1759-03-17, de Voltaire [François Marie Arouet] à department of finance of the Palatinate.

Lorsque j'eus l'honneur de placer 130000£ argent de France sur les caisses de son altesse Sérénissime Electorale, elle eut la bonté de vouloir bien permettre que je fusse toujours paié des arrérage en argent de France, et Mr le Baron de Bekers en conséquence m'a toujours fait toucher mon revenu aux termes acoutumez du 1er juillet et du 1er Janvier sans aucune diminution; et par les dernières Lettres que j'eus l'honneur de recevoir de lui avant son départ pour Paris, il daigna me confirmer les intentions de son Altesse Electorale, et m'assurer que je serais toujours payé sans supporter aucun frais de change, de différence d'espèces, ni de retardement de la part des Banquiers.

C'est sur ce pied que j'ai toujours été payé, et c'est ainsi qu'en use avec moi la chambre des finances de Monseigneur le Duc de Virtemberg qui a daigné passer avec moi la même transaction.

Cette bonté de son altesse Se Electorale Monseigneur L'Electeur Palatin est d'autant plus juste que quand je donnai mon capital de 130000 £ je supportai tous les frais du change, et de la remise, et au lieu de débourser cent trente mille Livres, je payai 130389£ 8, comme il est porté sur les régistres des Banquiers de Lyon J: R: Tronchin et Camp, et comme ils me l'ont porté en compte le 12 aoust 1757, ce qui est aisé à vérifier, et ce que je certifie.
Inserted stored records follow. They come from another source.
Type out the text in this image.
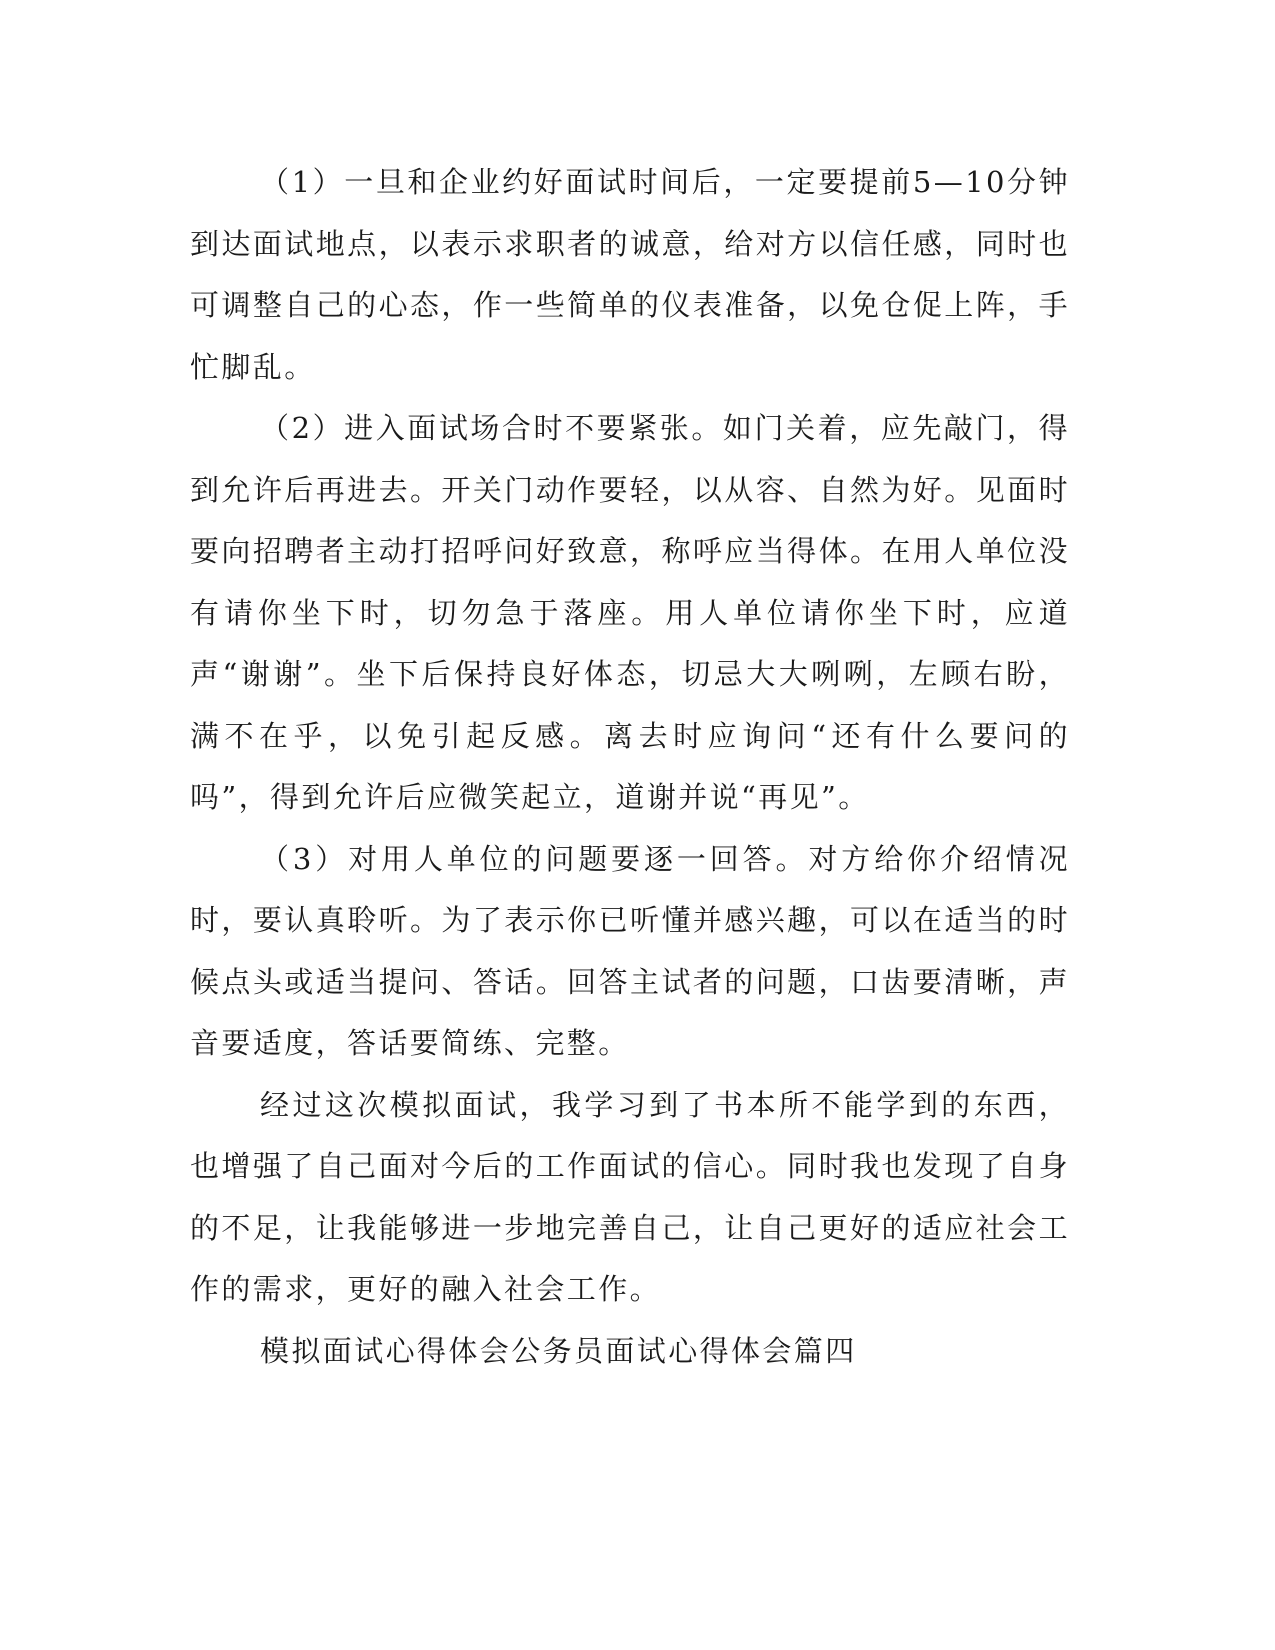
（1）一旦和企业约好面试时间后，一定要提前5—10分钟到达面试地点，以表示求职者的诚意，给对方以信任感，同时也可调整自己的心态，作一些简单的仪表准备，以免仓促上阵，手忙脚乱。

（2）进入面试场合时不要紧张。如门关着，应先敲门，得到允许后再进去。开关门动作要轻，以从容、自然为好。见面时要向招聘者主动打招呼问好致意，称呼应当得体。在用人单位没有请你坐下时，切勿急于落座。用人单位请你坐下时，应道声“谢谢”。坐下后保持良好体态，切忌大大咧咧，左顾右盼，满不在乎，以免引起反感。离去时应询问“还有什么要问的吗”，得到允许后应微笑起立，道谢并说“再见”。

（3）对用人单位的问题要逐一回答。对方给你介绍情况时，要认真聆听。为了表示你已听懂并感兴趣，可以在适当的时候点头或适当提问、答话。回答主试者的问题，口齿要清晰，声音要适度，答话要简练、完整。

经过这次模拟面试，我学习到了书本所不能学到的东西，也增强了自己面对今后的工作面试的信心。同时我也发现了自身的不足，让我能够进一步地完善自己，让自己更好的适应社会工作的需求，更好的融入社会工作。

模拟面试心得体会公务员面试心得体会篇四
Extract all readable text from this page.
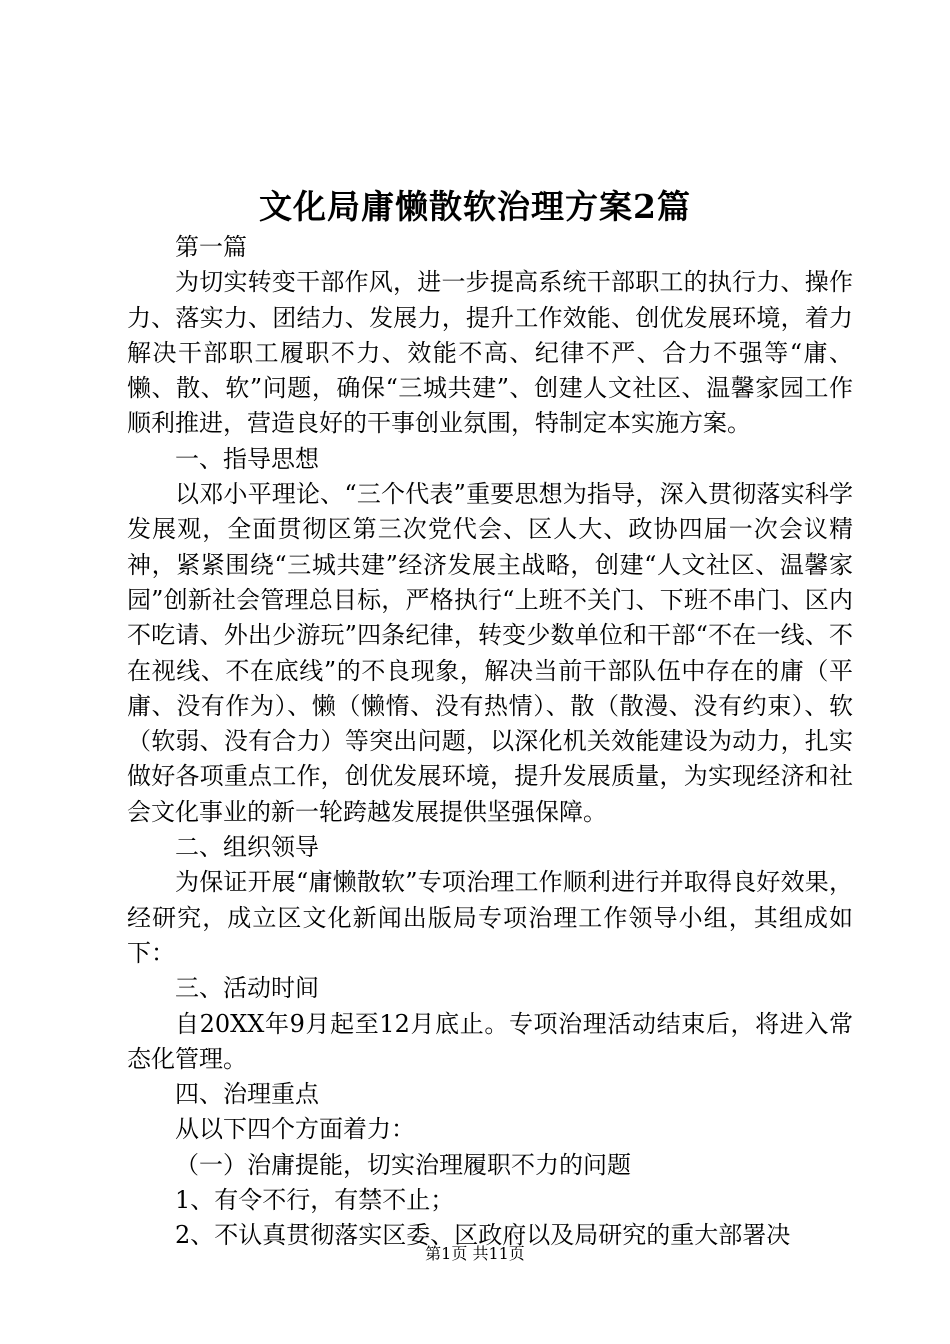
文化局庸懒散软治理方案2篇

第一篇

为切实转变干部作风，进一步提高系统干部职工的执行力、操作力、落实力、团结力、发展力，提升工作效能、创优发展环境，着力解决干部职工履职不力、效能不高、纪律不严、合力不强等“庸、懒、散、软”问题，确保“三城共建”、创建人文社区、温馨家园工作顺利推进，营造良好的干事创业氛围，特制定本实施方案。

一、指导思想

以邓小平理论、“三个代表”重要思想为指导，深入贯彻落实科学发展观，全面贯彻区第三次党代会、区人大、政协四届一次会议精神，紧紧围绕“三城共建”经济发展主战略，创建“人文社区、温馨家园”创新社会管理总目标，严格执行“上班不关门、下班不串门、区内不吃请、外出少游玩”四条纪律，转变少数单位和干部“不在一线、不在视线、不在底线”的不良现象，解决当前干部队伍中存在的庸（平庸、没有作为）、懒（懒惰、没有热情）、散（散漫、没有约束）、软（软弱、没有合力）等突出问题，以深化机关效能建设为动力，扎实做好各项重点工作，创优发展环境，提升发展质量，为实现经济和社会文化事业的新一轮跨越发展提供坚强保障。

二、组织领导

为保证开展“庸懒散软”专项治理工作顺利进行并取得良好效果，经研究，成立区文化新闻出版局专项治理工作领导小组，其组成如下：

三、活动时间

自20XX年9月起至12月底止。专项治理活动结束后，将进入常态化管理。

四、治理重点

从以下四个方面着力：

（一）治庸提能，切实治理履职不力的问题

1、有令不行，有禁不止；

2、不认真贯彻落实区委、区政府以及局研究的重大部署决

第1页 共11页
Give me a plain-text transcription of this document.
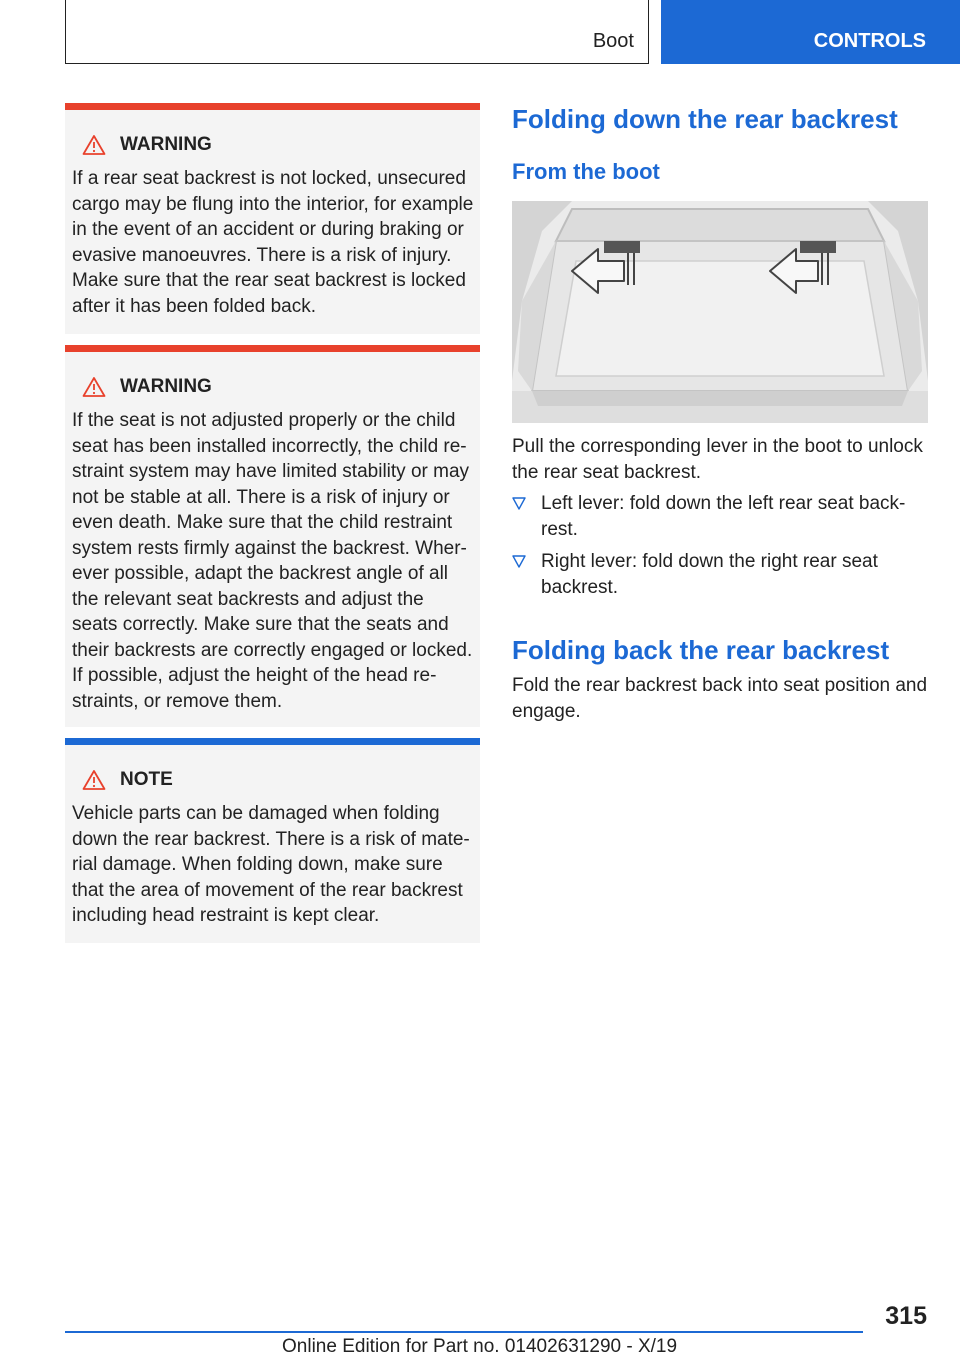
Boot	CONTROLS
WARNING
If a rear seat backrest is not locked, unsecured cargo may be flung into the interior, for example in the event of an accident or during braking or evasive manoeuvres. There is a risk of injury. Make sure that the rear seat backrest is locked after it has been folded back.
WARNING
If the seat is not adjusted properly or the child seat has been installed incorrectly, the child re‐straint system may have limited stability or may not be stable at all. There is a risk of injury or even death. Make sure that the child restraint system rests firmly against the backrest. Wher‐ever possible, adapt the backrest angle of all the relevant seat backrests and adjust the seats correctly. Make sure that the seats and their backrests are correctly engaged or locked. If possible, adjust the height of the head re‐straints, or remove them.
NOTE
Vehicle parts can be damaged when folding down the rear backrest. There is a risk of mate‐rial damage. When folding down, make sure that the area of movement of the rear backrest including head restraint is kept clear.
Folding down the rear backrest
From the boot
Pull the corresponding lever in the boot to unlock the rear seat backrest.
Left lever: fold down the left rear seat back‐rest.
Right lever: fold down the right rear seat backrest.
Folding back the rear backrest
Fold the rear backrest back into seat position and engage.
315
Online Edition for Part no. 01402631290 - X/19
Outre ces 130389£ il faut compter la commission ordinaire qui est un 1/2 pour % 652£. Ainsi je déboursai de capital 131041£ 18s.

C'est donc en vertu de ce déboursé de 1041£18s de Capital par delà la somme principale de 130000£ stipulée, que je suis fondé à demander à la chambre des finances, qu'elle veuille bien supporter les frais du païement de mon revenu, comme j'ai supporté les frais du paiement du Capital.

Je ne suis pas moins fondé en vertu de la bonté et de l'équité de S: A: S: E: et des promesses positives de Mr le Baron de Bekers.

Je n'ai rien reçu de trop l'année passé, parce qu'étant à la cour de S: A: S: E: je fus payé en Louïs d'or au cours du jour; ce fut Mr le Baron de Bekers qui eut la bonté, et la politesse de m'apporter cet argent lui même. Il n'y a pas d'apparence qu'il se soit trompé, ni que j'aïe voulu recevoir plus qu'il ne m'est dû.

Au terme échu cette année 1759 au 1er janvier, j'ai eu besoin d'argent, et en conséquence des Lettres de Mr le Baron de Bekers, j'ai pris la demie année échue, chez Bontemps, Banquier de Genêve, correspondant de Finguerlin et Stolzemberg à Francfort. Le Sr Bontemps m'a compté 6500£ de France, le 13 janvier, et les dits Finguerlin et Stolzemberg ne les ont point payez. Le banquier Bontemps éxige les intérêts de cette somme par lui avancée; et aujourd'hui il m'envoye un compte de 6672£ 5 s., compte qui augmentera tous les jours, si messieurs de la chambre des finances, n'ordonnent aux banquiers de Francfort de payer les 6672 £ 5s argent de France au banquier Bontemps de Genêve.

Je ne doute pas que ma requête très claire, et très juste ne soit favorablement écoutée, et je supplie Messieurs de la chambre d'avoir la bonté d'ordonner qu'à l'avenir je sois payé de six mois en six mois sans frais de la somme de 6500£ de France aux termes ordonnés de 1er juillet et premier Janvier, et en conséquence je donne icy ma quittance.

J'ai reçu de Mr Bontemps, banquier de Genêve, la somme de 6500£ de France, à la décharge de la chambre des finances de S: A: S: Monseigr l'Electeur Palatin pour les derniers six mois de l'année 1758, de la rente de 130000£ argent de France, que Monseigneur L'Electeur a bien voulû me constituer.